Abstract

Studies suggest that institutional case volume and teaching status significantly affect patient survival. We sought to compare outcomes of surgical resection for lung cancer at teaching facilities (TF) and at high-volume centers (HVC). Patients undergoing lung cancer resection with curative intent were examined using a linked dataset from 1998 to 2002 between the Florida Cancer Data System and the Florida Agency for Health Care Administration. A total of 13,469 patients were analyzed and outcomes adjusted for comorbidities. Median survival time (MST) was superior for patients treated at TF versus nonteaching facilities (NTF) (47.1 versus 40.5 months, P < 0.001). Mortality rates at NTF were higher at 30 days (2.6% versus 1.1%, P < 0.001), 90 days (6.8% versus 3.8%, P < 0.001), and at 5 years (63.9% versus 59.2%, P = 0.005). Similarly, MST was superior in the cohort treated at HVC versus low-volume center (LVC) (45.1 versus 39.8 months, P < 0.001).
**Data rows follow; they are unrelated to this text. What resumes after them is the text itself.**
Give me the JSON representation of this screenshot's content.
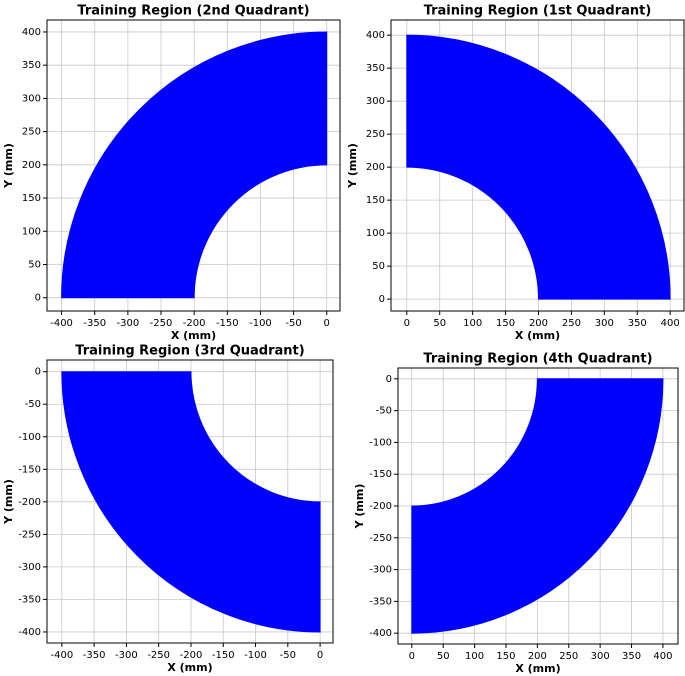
{
  "chart_data": [
    {
      "type": "annulus",
      "title": "Training Region (2nd Quadrant)",
      "x_label": "X (mm)",
      "y_label": "Y (mm)",
      "color": "#0000ff",
      "grid": true,
      "region": {
        "inner_radius": 200,
        "outer_radius": 400,
        "start_angle": 90,
        "end_angle": 180
      },
      "xlim": [
        -422,
        20
      ],
      "ylim": [
        -20,
        418
      ],
      "xticks": [
        -400,
        -350,
        -300,
        -250,
        -200,
        -150,
        -100,
        -50,
        0
      ],
      "yticks": [
        0,
        50,
        100,
        150,
        200,
        250,
        300,
        350,
        400
      ]
    },
    {
      "type": "annulus",
      "title": "Training Region (1st Quadrant)",
      "x_label": "X (mm)",
      "y_label": "Y (mm)",
      "color": "#0000ff",
      "grid": true,
      "region": {
        "inner_radius": 200,
        "outer_radius": 400,
        "start_angle": 0,
        "end_angle": 90
      },
      "xlim": [
        -24,
        421
      ],
      "ylim": [
        -18,
        423
      ],
      "xticks": [
        0,
        50,
        100,
        150,
        200,
        250,
        300,
        350,
        400
      ],
      "yticks": [
        0,
        50,
        100,
        150,
        200,
        250,
        300,
        350,
        400
      ]
    },
    {
      "type": "annulus",
      "title": "Training Region (3rd Quadrant)",
      "x_label": "X (mm)",
      "y_label": "Y (mm)",
      "color": "#0000ff",
      "grid": true,
      "region": {
        "inner_radius": 200,
        "outer_radius": 400,
        "start_angle": 180,
        "end_angle": 270
      },
      "xlim": [
        -423,
        20
      ],
      "ylim": [
        -417,
        18
      ],
      "xticks": [
        -400,
        -350,
        -300,
        -250,
        -200,
        -150,
        -100,
        -50,
        0
      ],
      "yticks": [
        -400,
        -350,
        -300,
        -250,
        -200,
        -150,
        -100,
        -50,
        0
      ]
    },
    {
      "type": "annulus",
      "title": "Training Region (4th Quadrant)",
      "x_label": "X (mm)",
      "y_label": "Y (mm)",
      "color": "#0000ff",
      "grid": true,
      "region": {
        "inner_radius": 200,
        "outer_radius": 400,
        "start_angle": 270,
        "end_angle": 360
      },
      "xlim": [
        -22,
        424
      ],
      "ylim": [
        -417,
        17
      ],
      "xticks": [
        0,
        50,
        100,
        150,
        200,
        250,
        300,
        350,
        400
      ],
      "yticks": [
        -400,
        -350,
        -300,
        -250,
        -200,
        -150,
        -100,
        -50,
        0
      ]
    }
  ]
}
Mortality was observed to be higher in LVC than HVC at 30 days (2.7% versus 1.6%, P < 0.001), 90 days (7.5% versus 4.0%, P < 0.001), and at 5 years (63.5% versus 59.3%, P = 0.002). Significant preoperative, independent predictors of survival include age, sex, smoking status, and the existence of certain comorbidities. Treatment at a TF or HVC were independent predictors of better outcome. Race, use of chemotherapy or radiation did not affect outcomes. Surgical treatment for lung cancer at TF or HVC results in significantly better short- and long-term patient outcomes.